On Fat Talk and Hunger

I finished the book.

I expected a different kind of memoir. A tell me all kind of reading. I wanted to fat talk. Roxane Gay’s book was that and it wasn’t that at all.

I was left feeling empty and not full. Like she let me sit at the dinner table with and eat only four ounces of a three course meal. I was not satisfied and yet satisfied all at the same time.

It was like reading her diary and only the parts she’d let me read. Like she had two versions. The one I’d find stuffed underneath her pillow if I was her mother ransacking her room looking for answers to her recent disruptive teenage behavior. The real diary was in a shoe box on the shelf in her closet. But I’d stop short of looking for that one because I’d be satisfied in finding this version.

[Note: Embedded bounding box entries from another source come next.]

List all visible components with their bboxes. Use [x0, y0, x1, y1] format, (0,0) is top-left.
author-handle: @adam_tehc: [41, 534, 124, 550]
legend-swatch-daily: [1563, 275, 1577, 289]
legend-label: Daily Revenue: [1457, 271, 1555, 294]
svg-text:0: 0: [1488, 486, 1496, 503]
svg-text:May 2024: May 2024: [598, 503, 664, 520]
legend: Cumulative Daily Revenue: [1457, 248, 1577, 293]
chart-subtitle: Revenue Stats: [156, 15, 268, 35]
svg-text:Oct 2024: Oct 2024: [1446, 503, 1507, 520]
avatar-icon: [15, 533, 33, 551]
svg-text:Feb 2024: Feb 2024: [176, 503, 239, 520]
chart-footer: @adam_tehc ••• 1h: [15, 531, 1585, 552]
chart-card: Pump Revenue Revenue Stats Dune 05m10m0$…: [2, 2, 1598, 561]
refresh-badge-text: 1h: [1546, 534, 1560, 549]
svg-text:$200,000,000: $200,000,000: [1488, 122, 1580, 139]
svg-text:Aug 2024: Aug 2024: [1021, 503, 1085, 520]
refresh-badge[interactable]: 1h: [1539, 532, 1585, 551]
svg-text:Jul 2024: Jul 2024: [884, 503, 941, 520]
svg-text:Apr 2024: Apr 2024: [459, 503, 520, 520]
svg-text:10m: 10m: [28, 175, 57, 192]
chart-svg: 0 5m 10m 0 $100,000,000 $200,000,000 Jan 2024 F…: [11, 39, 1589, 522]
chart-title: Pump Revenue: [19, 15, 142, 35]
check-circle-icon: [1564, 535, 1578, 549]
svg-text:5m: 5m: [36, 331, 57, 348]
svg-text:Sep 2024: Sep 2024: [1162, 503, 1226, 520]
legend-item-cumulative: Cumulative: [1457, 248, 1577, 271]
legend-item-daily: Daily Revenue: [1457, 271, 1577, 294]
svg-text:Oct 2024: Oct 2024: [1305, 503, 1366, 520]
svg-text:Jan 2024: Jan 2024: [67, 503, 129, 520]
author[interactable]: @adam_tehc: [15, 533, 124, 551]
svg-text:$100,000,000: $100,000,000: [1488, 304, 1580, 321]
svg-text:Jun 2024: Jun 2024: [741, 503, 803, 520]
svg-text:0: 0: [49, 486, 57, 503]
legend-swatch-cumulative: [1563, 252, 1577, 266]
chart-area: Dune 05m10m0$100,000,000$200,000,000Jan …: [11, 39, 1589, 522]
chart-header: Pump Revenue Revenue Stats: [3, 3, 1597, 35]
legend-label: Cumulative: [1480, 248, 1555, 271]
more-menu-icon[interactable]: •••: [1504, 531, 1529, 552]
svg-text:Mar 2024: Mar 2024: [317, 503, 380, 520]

Gay said, right from the start, that non-fiction is not her thing. That fiction for her is easier. She can write anything. Be anyone. Yet her book Hunger couldn’t be that. Memoir had to be her version of the truth. And as truthful as it may be, I didn’t feel, as a reader, that she dug deep enough. But that’s just the voyeur in me. That’s the opinion of the 250 lb woman I used to be.

If you read her book Untamed State, it’s a hard fictional book to get through. The rape scenes are graphic. You can feel the main character’s pain. You can smell the urine. You can sense the darkness in the room she was kept captive in. It was triggering. Gay’s memoir was not like this.


                I bought the book after looking at a few reviews and on the recommendation of a few writer groups I am a part of. I was geeked to see that a fat woman was writing a book about being fat. I wanted to know what it was like to be her kind of fat. I was the 5’1″, 250 lbs kind of fat. Gay is a amazon kind of fat.

My kind of fat had my knees hurting while walking up stairs. I snored at night. I couldn’t masturbate for the massive size of my stomach wouldn’t let my finger tips touch myself. I had to bend to the right while laying on my back like one would do as if trying to scratch a part of your body you can reach but can’t really reach and you eventually catch a charlie horse of some sort. I’d pray I finish before that cramp set in.

I was the kind of fat where the seams of my pants would rip open from the constant friction of my thighs rubbing together. I’d stitch them back together because going out shopping to replace them in another bigger size was not what I wanted to do. Shopping for my kind of fat was not fun.

I learned that binging and purging was not only for body types that belonged to Amy Whinehouse. Big girls did it too. I once put my finger down my throat. My binge lasted one attempt. The taste of bile in my mouth was not my thing. My thing was eating my emotions for protection.

I sat in the kind of fat where sweat pooled in the cut of my c-section, forcing me to add powder to that area as part of my daily routine. I understand the sweat Gay spoke about all too well. So much so that I carried (still carry) an extra stick of deodorant in my bag.

I was the kind of fat where wearing stilettos was out of the question. But how I loved shoes. Both the gravitational pull of my weight on my feet and the outright unstable walk was more than I can bear. I envied those skinny women at work who were able to wear them as if they were your everyday pair of sneakers. I tip my hat off to those big girls that do the damn thing on stilettos.

I was the kind of fat that was the fat girlfriend in the bunch when I went out, which was close to never because trying to find something cute to wear was impossible. It was a project. Going out made me conscious of what my size 18 and at one point size 22 looked on my 5’1″ frame. How the extra fabric just didn’t fall right on me like it did on those models on the store front of Ashley Stewart stores.

I was the kind of fat that men ignored or hid from the public once they got to “see” me.

A man once told me “you know, you’re actually very pretty. And smart.”

We’ve known of each other. Seen each other in the halls and elevators at work. We were respectful with good mornings and have a nice weekend each time we crossed paths. It took him three years before he saw me. Three years.


                Gay wrote about her kind of fat as she lives in a fat body. I write about my kind of fat from a size 6 now. I don’t think I would have been as brave enough as Roxane to have done so 110 lbs ago.